Umfassende Übersicht: Natürliche Kalziumquellen in der Ernährung und ihre physiologische Bedeutung
Die wichtigsten Kalziumlieferanten in der täglichen Ernährung sind vor allem **Milchprodukte und deren Derivate**, darunter:
• **Hart- und Schnittkäse** – mit einem beeindruckenden Gehalt von **bis zu 800 Milligramm Kalzium pro 100 Gramm**,
• **Kuhmilch sowie fermentierte Milchgetränke** (wie Kefir, Naturjoghurt, Buttermilch oder Dickmilch) – die im Durchschnitt **etwa 100 mg/100 g** liefern,
• **Frischkäse und Magerquark** – mit einem vergleichbaren Kalziumgehalt von **rund 100 mg pro 100 Gramm**,
• **Fischsorten mit essbaren Gräten**, insbesondere **Sardinen und Heringe** – mit Werten zwischen **85 und 110 mg/100 g**,
• **Blattgemüse**, allen voran **Grünkohl** – mit einem bemerkenswerten Gehalt von **250 mg/100 g**,
• **Hülsenfrüchte**, wie **getrocknete Bohnen** – die etwa **150 mg/100 g** enthalten.
Darüber hinaus ist dieses essentielle Mineral auch in **hochmineralisiertem natürlichem Mineralwasser**, **Vollkorngetreideprodukten** sowie **bestimmten Wurzelgemüsen** vorhanden.

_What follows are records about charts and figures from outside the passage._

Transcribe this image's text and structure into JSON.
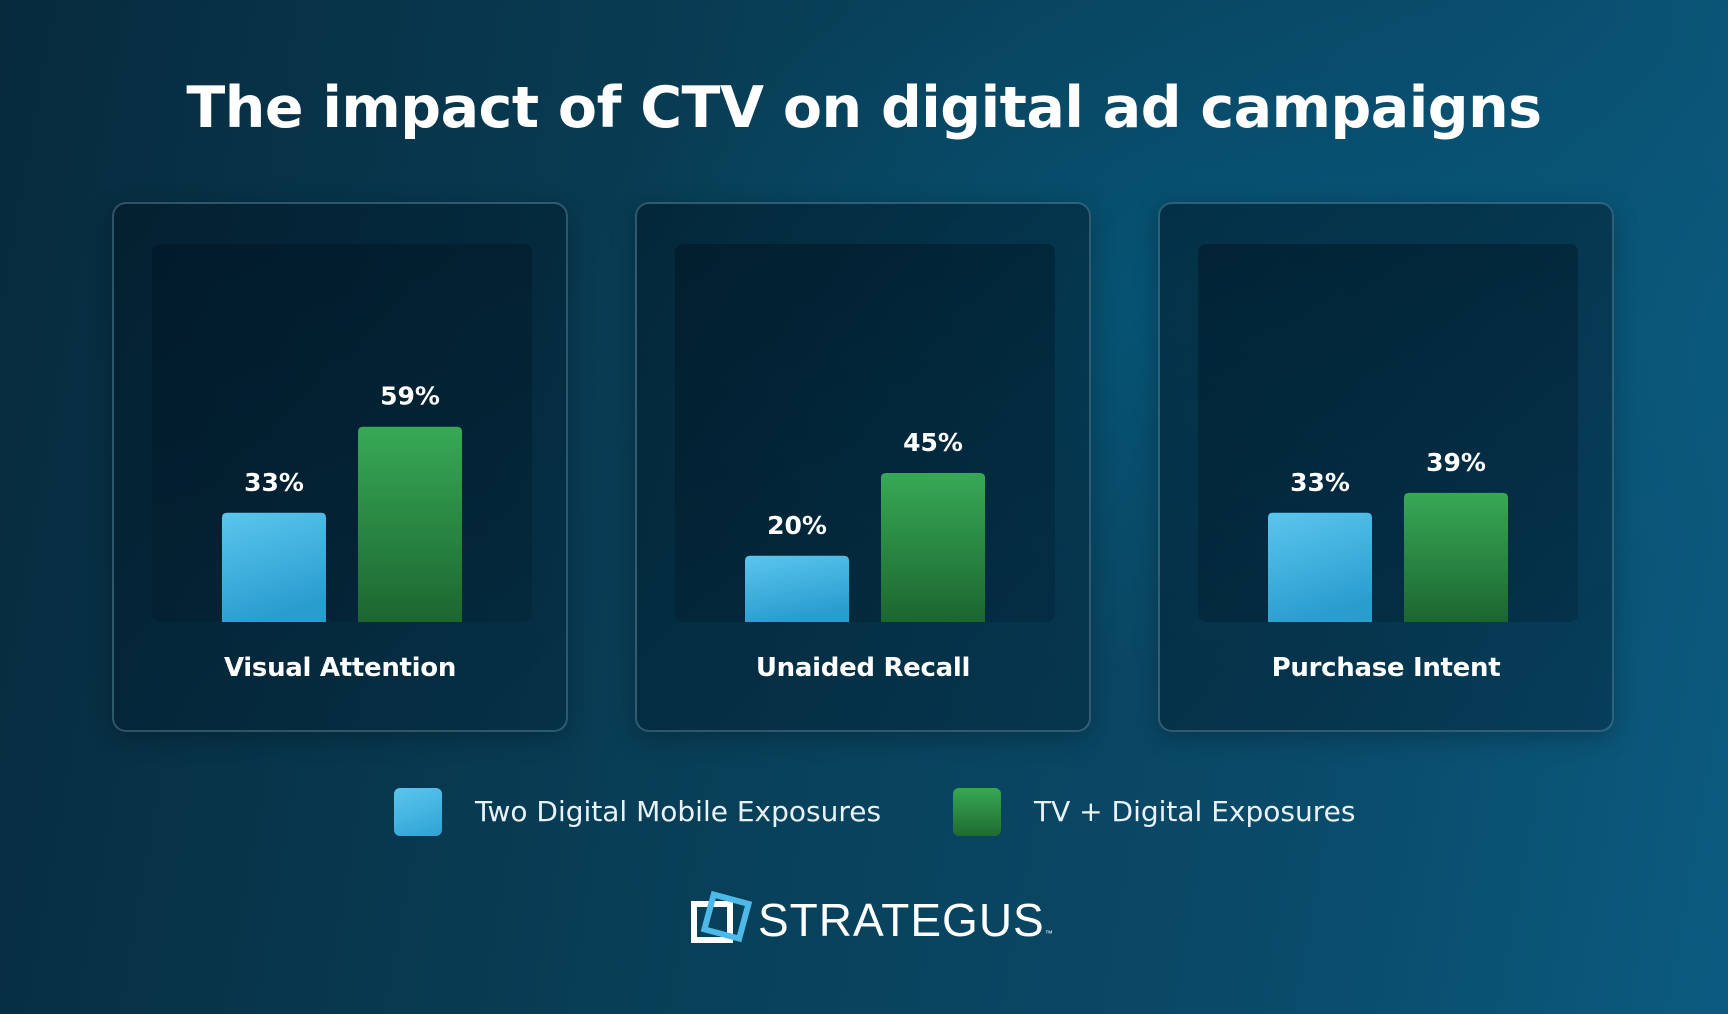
{
  "title": "The impact of CTV on digital ad campaigns",
  "colors": {
    "two_digital_mobile": "#4cb9e6",
    "tv_digital": "#2e9a4a",
    "background": "#083e56"
  },
  "chart_data": {
    "type": "bar",
    "categories": [
      "Visual Attention",
      "Unaided Recall",
      "Purchase Intent"
    ],
    "series": [
      {
        "name": "Two Digital Mobile Exposures",
        "values": [
          33,
          20,
          33
        ],
        "labels": [
          "33%",
          "20%",
          "33%"
        ]
      },
      {
        "name": "TV + Digital Exposures",
        "values": [
          59,
          45,
          39
        ],
        "labels": [
          "59%",
          "45%",
          "39%"
        ]
      }
    ],
    "unit": "%",
    "ylim": [
      0,
      65
    ],
    "grid": false,
    "legend_position": "bottom"
  },
  "logo": {
    "icon": "square-frame-logo-icon",
    "wordmark": "STRATEGUS",
    "trademark": "™"
  }
}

**Praktische Hinweise von Bedeutung:**
- **Genauere Angaben zum Kalziumgehalt** einzelner Lebensmittel finden sich stets auf dem **Produktetikett**, da die Werte je nach Hersteller, Verarbeitungsmethode oder sogar Charge **deutlich variieren** können.
- Ein **regelmäßiges Studium der Nährwerttabellen** ermöglicht eine bewusste Ernährungszusammenstellung – besonders für Personengruppen mit **erhöhtem Bedarf** (z. B. wachsende Kinder, Schwangere oder ältere Menschen).
Kalzium erfüllt im menschlichen Körper **zentrale Funktionen**: Es ist nicht nur **unverzichtbar für den Aufbau und die Stabilität von Knochen und Zähnen**, sondern spielt auch eine Schlüsselrolle bei der **Muskelkontraktion**, der **Nervenleitfähigkeit** und der **Aufrechterhaltung eines regelmäßigen Herzrhythmus**. Die Regulation seines Haushalts erfolgt durch ein **hormonelles Zusammenspiel** von **Parathormon (PTH)**, **aktivem Vitamin D (Kalcitriol)** und **Kalcitonin**, die gemeinsam die **Kalzium-Phosphat-Homöostase** sicherstellen.